Temple Towers offers a game room, social lounges (with a fireplace), study lounges, a TV lounge, a bike storage space, and computer stations with printing.

Graduate housing

Podiatry Housing is a seven-story apartment building at 8th and Cherry Street in Center City Philadelphia.

Former housing
Peabody Hall (Demolished)
The Peabody Residence Hall was another traditionally styled dormitory on the Main Campus. In 2006, the building celebrated its 50th anniversary. Peabody Hall was originally designed as a women's residence hall with a campus cafeteria in the basement. The residence hall building structure had undergone many renovations to better serve modern students including a study/conference room lounge, game room, computer lab, kitchen, new windows, and air conditioning. The Gertrude Peabody Residence Hall was also known to have been built on land that once occupied one of Russell Conwell's, Temple University's founder, original homes.
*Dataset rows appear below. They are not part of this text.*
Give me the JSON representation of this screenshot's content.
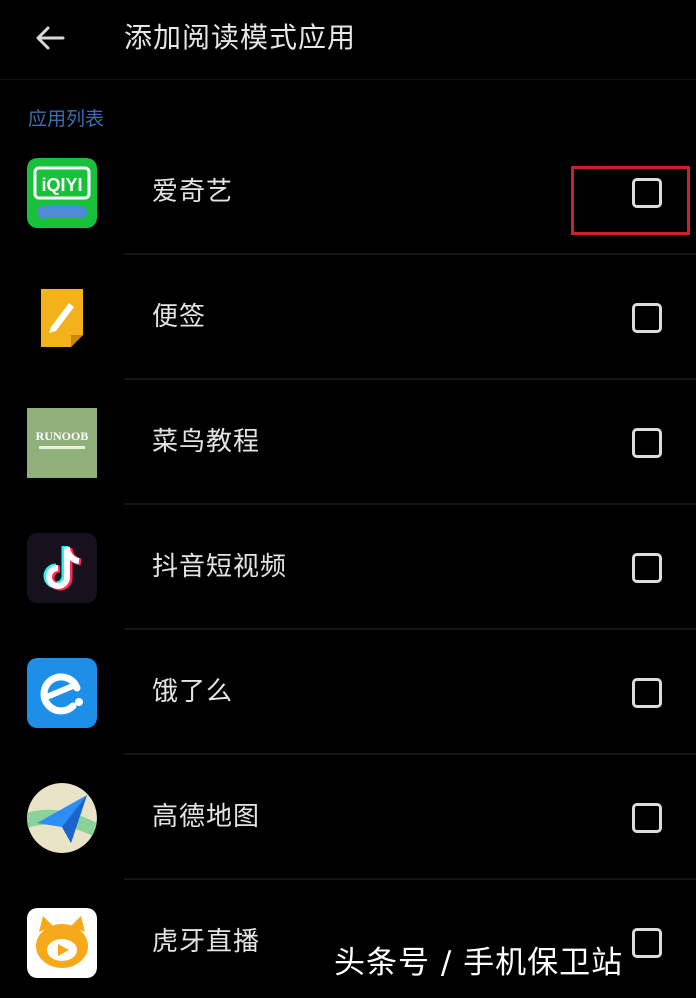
{
  "header": {
    "back_icon": "arrow-left-icon",
    "title": "添加阅读模式应用"
  },
  "section_label": "应用列表",
  "apps": [
    {
      "name": "爱奇艺",
      "icon": "iqiyi-app-icon",
      "icon_text": "iQIYI",
      "checked": false
    },
    {
      "name": "便签",
      "icon": "notes-app-icon",
      "checked": false
    },
    {
      "name": "菜鸟教程",
      "icon": "runoob-app-icon",
      "icon_text": "RUNOOB",
      "checked": false
    },
    {
      "name": "抖音短视频",
      "icon": "douyin-app-icon",
      "checked": false
    },
    {
      "name": "饿了么",
      "icon": "eleme-app-icon",
      "checked": false
    },
    {
      "name": "高德地图",
      "icon": "amap-app-icon",
      "checked": false
    },
    {
      "name": "虎牙直播",
      "icon": "huya-app-icon",
      "checked": false
    }
  ],
  "colors": {
    "background": "#000000",
    "section_label": "#3c6fb0",
    "highlight_border": "#c8242a"
  },
  "watermark": "头条号 / 手机保卫站"
}
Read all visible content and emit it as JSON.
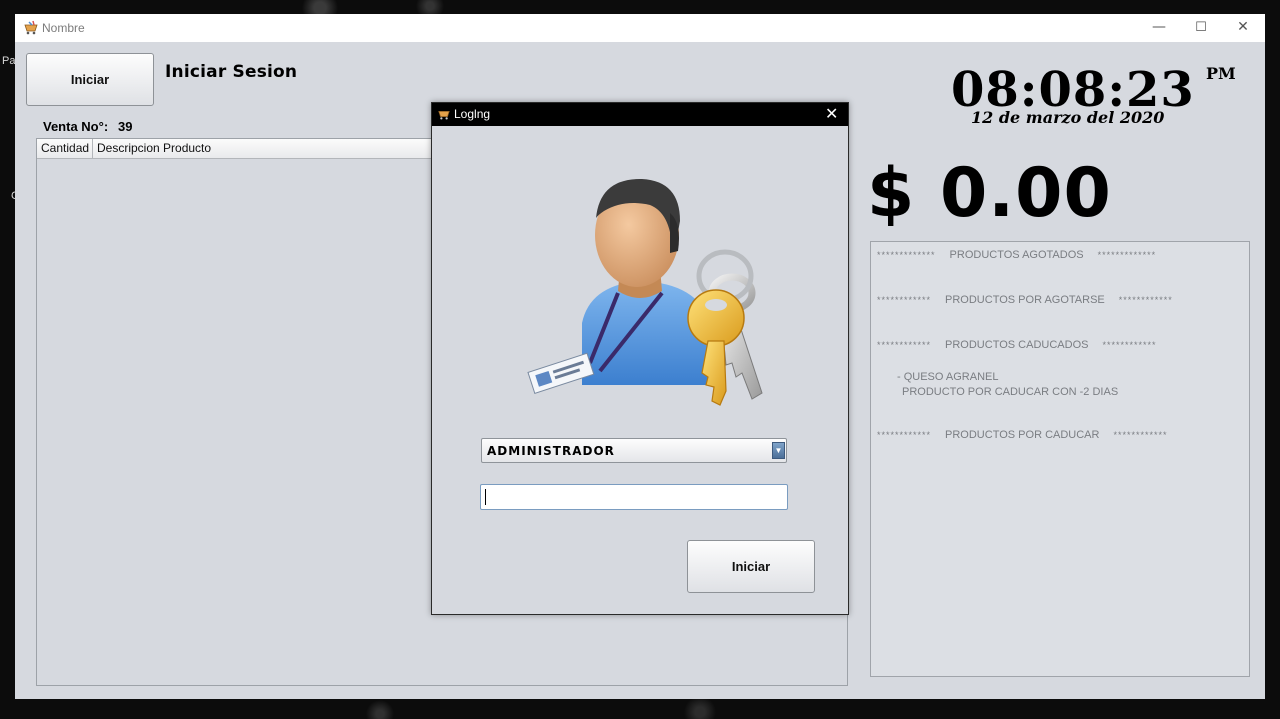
{
  "desktop": {
    "label_1": "Pa",
    "label_2": "C"
  },
  "window": {
    "title": "Nombre",
    "controls": {
      "minimize": "—",
      "maximize": "☐",
      "close": "✕"
    }
  },
  "main": {
    "iniciar_button": "Iniciar",
    "session_title": "Iniciar Sesion",
    "venta_label": "Venta No°:",
    "venta_number": "39",
    "table_columns": [
      "Cantidad",
      "Descripcion Producto"
    ],
    "table_rows": []
  },
  "clock": {
    "time": "08:08:23",
    "ampm": "PM",
    "date": "12 de marzo del 2020"
  },
  "total": "$ 0.00",
  "status_panel": {
    "sections": [
      {
        "title": "PRODUCTOS AGOTADOS",
        "stars_left": "*************",
        "stars_right": "*************"
      },
      {
        "title": "PRODUCTOS POR AGOTARSE",
        "stars_left": "************",
        "stars_right": "************"
      },
      {
        "title": "PRODUCTOS CADUCADOS",
        "stars_left": "************",
        "stars_right": "************"
      },
      {
        "title": "PRODUCTOS POR CADUCAR",
        "stars_left": "************",
        "stars_right": "************"
      }
    ],
    "caducados_items": [
      "- QUESO AGRANEL",
      "PRODUCTO POR CADUCAR CON -2 DIAS"
    ]
  },
  "dialog": {
    "title": "Loglng",
    "close": "✕",
    "user_select": {
      "selected": "ADMINISTRADOR"
    },
    "password": {
      "value": ""
    },
    "iniciar_button": "Iniciar",
    "illustration_icon": "user-with-keys-icon"
  }
}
Announced before winter break in the 2017-2018 academic year, the University demolished Peabody Hall. A new, multi-purpose building is being explored to fill the location where Peabody stood. As of October 2019 Temple University has converted the area into a grassy area for students.

 Triangle Apartment complex (demolished)
The Temple University graduate and family housing unit was the Triangle Apartment Complex, located on the main campus. The complex consisted of converted brownstones. Each building had five units. Minors residing with graduate student parents/guardians were zoned to the School District of Philadelphia, with specific zoned schools being Tanner Duckrey School (K-8) and Simon Gratz High School. In 2010 the university proposed banning children from living in the Triangle complex. The university later rescinded the plan. In 2014 the university announced plans to demolish the facility.

Public transportation
The Cecil B. Moore station of the Broad Street Line subway is located close by at Broad Street and Cecil B. Moore Avenue. The C, 3, and 23 bus routes also stop at the Cecil B. Moore station. The Temple University station serves 13 different commuter rail lines, and is located at the eastern end of the campus at 10th and Berks Street.